My oncologist at Massey Cancer Center in Richmond, VA, as well as the doctor at Sloan Kettering in NY from whom I sought additional advice, were honest but compassionate. When I was diagnosed as stage 4 with a metastasis to the liver in a spot very difficult to treat except through chemotherapy, she looked at me kindly and said with honesty something like, “The average life expectancy of someone in your position is 18-24 months”, quickly adding that because I could take a specially targeted drug Herceptin, I certainly had a longer time frame possible. We would find out in time. She advised me to get my affairs in order. I was fortunate in that my financial affairs were in order as well as my emotional and spiritual states. They were stable and strongly grounded. At Sloan Kettering, it was reiterated that there was not a cure for my cancer, though possibly other options to chemotherapy, and that palliative care was all that was available at this time. I could hope for some good quality of life if my treatment progressed well and the disease could be kept at bay without too much toxicity to my body. The term used now is NED, or no evidence of disease . At which time I said that quality of life was more important to me than quantity and that I would not be receiving chemo on my death bed. They nodded understandingly.

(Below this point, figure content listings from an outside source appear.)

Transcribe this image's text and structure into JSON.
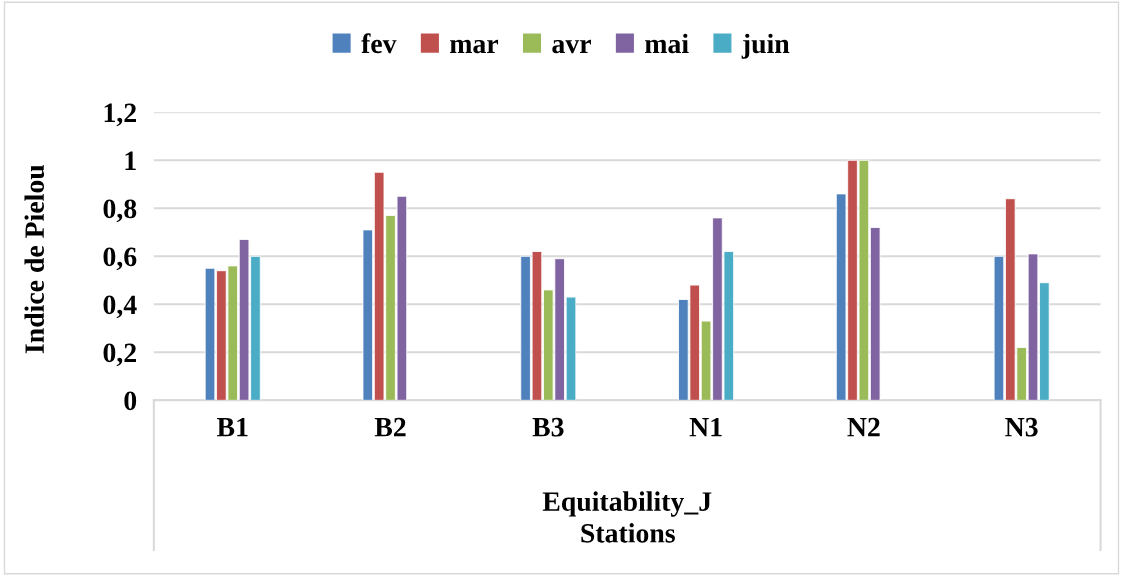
{
  "chart_data": {
    "type": "bar",
    "categories": [
      "B1",
      "B2",
      "B3",
      "N1",
      "N2",
      "N3"
    ],
    "series": [
      {
        "name": "fev",
        "color": "#4f81bd",
        "values": [
          0.55,
          0.71,
          0.6,
          0.42,
          0.86,
          0.6
        ]
      },
      {
        "name": "mar",
        "color": "#c0504d",
        "values": [
          0.54,
          0.95,
          0.62,
          0.48,
          1.0,
          0.84
        ]
      },
      {
        "name": "avr",
        "color": "#9bbb59",
        "values": [
          0.56,
          0.77,
          0.46,
          0.33,
          1.0,
          0.22
        ]
      },
      {
        "name": "mai",
        "color": "#8064a2",
        "values": [
          0.67,
          0.85,
          0.59,
          0.76,
          0.72,
          0.61
        ]
      },
      {
        "name": "juin",
        "color": "#4bacc6",
        "values": [
          0.6,
          null,
          0.43,
          0.62,
          null,
          0.49
        ]
      }
    ],
    "ylabel": "Indice de Pielou",
    "xlabel": "Stations",
    "annotations": [
      "Equitability_J"
    ],
    "ylim": [
      0,
      1.2
    ],
    "yticks": [
      0,
      {
        "value": 0.2,
        "label": "0,2"
      },
      {
        "value": 0.4,
        "label": "0,4"
      },
      {
        "value": 0.6,
        "label": "0,6"
      },
      {
        "value": 0.8,
        "label": "0,8"
      },
      1,
      {
        "value": 1.2,
        "label": "1,2"
      }
    ],
    "grid": "y",
    "legend": "top"
  }
}
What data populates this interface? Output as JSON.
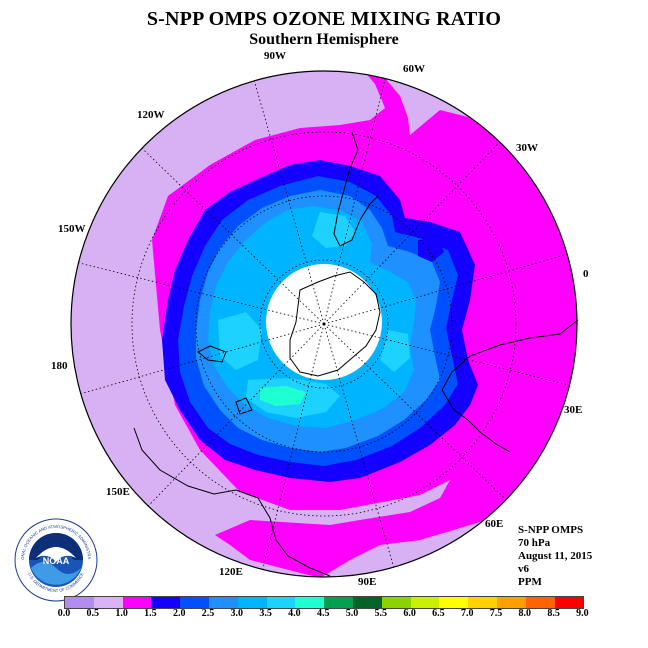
{
  "title": "S-NPP OMPS OZONE MIXING RATIO",
  "subtitle": "Southern Hemisphere",
  "longitude_labels": [
    "90W",
    "60W",
    "30W",
    "0",
    "30E",
    "60E",
    "90E",
    "120E",
    "150E",
    "180",
    "150W",
    "120W"
  ],
  "info": {
    "instrument": "S-NPP OMPS",
    "level": "70 hPa",
    "date": "August 11, 2015",
    "version": "v6",
    "units": "PPM"
  },
  "logo": {
    "text": "NOAA",
    "ring_text": "NATIONAL OCEANIC AND ATMOSPHERIC ADMINISTRATION",
    "ring_text_bottom": "U.S. DEPARTMENT OF COMMERCE"
  },
  "colorbar": {
    "ticks": [
      "0.0",
      "0.5",
      "1.0",
      "1.5",
      "2.0",
      "2.5",
      "3.0",
      "3.5",
      "4.0",
      "4.5",
      "5.0",
      "5.5",
      "6.0",
      "6.5",
      "7.0",
      "7.5",
      "8.0",
      "8.5",
      "9.0"
    ],
    "colors": [
      "#b38cf0",
      "#d9b3f5",
      "#ff00ff",
      "#1400ff",
      "#0050ff",
      "#1e90ff",
      "#00b4ff",
      "#1ed2ff",
      "#1effd2",
      "#00a050",
      "#006428",
      "#8cd200",
      "#c8f000",
      "#ffff00",
      "#ffd200",
      "#ffa000",
      "#ff6400",
      "#ff0000",
      "#8b5a3c"
    ]
  },
  "map": {
    "hemisphere": "Southern",
    "projection": "polar stereographic",
    "colors": {
      "lavender": "#d8b1f4",
      "magenta": "#ff00ff",
      "blue": "#1400ff",
      "mid_blue": "#0050ff",
      "light_blue": "#1e90ff",
      "sky": "#00b4ff",
      "cyan": "#1ed2ff",
      "aqua": "#1effd2",
      "no_data": "#ffffff"
    }
  }
}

Cancer or any illness can be one of life’s great Teachers. It can be a blessing. As another cancer patient wisely remarked, we are the lucky ones. We have compelling reason to think about many deeply personal and spiritual issues and share them with those we love. We have time to heal, to love, to forgive, to ask forgiveness and be forgiven, to grieve lost relationships and dreams, to say goodbye and to prepare for the next journey in our existence when our physical body no longer exists. There are many who can help us do this if it seems difficult. This is part of what hospice can do beyond physical care and pain management necessary for a more graceful end to life.
Fortunately my treatment has progressed well, and I still have some quality time left. Though there is evidence of disease now after 18 months without it and I am under going treatment again, there is life to live and joys and sorrows to be experienced. It is not the time for me to discontinue aggressive treatment and enter hospice. I am grateful for the health care professionals who have allowed me to live more honestly and consciously.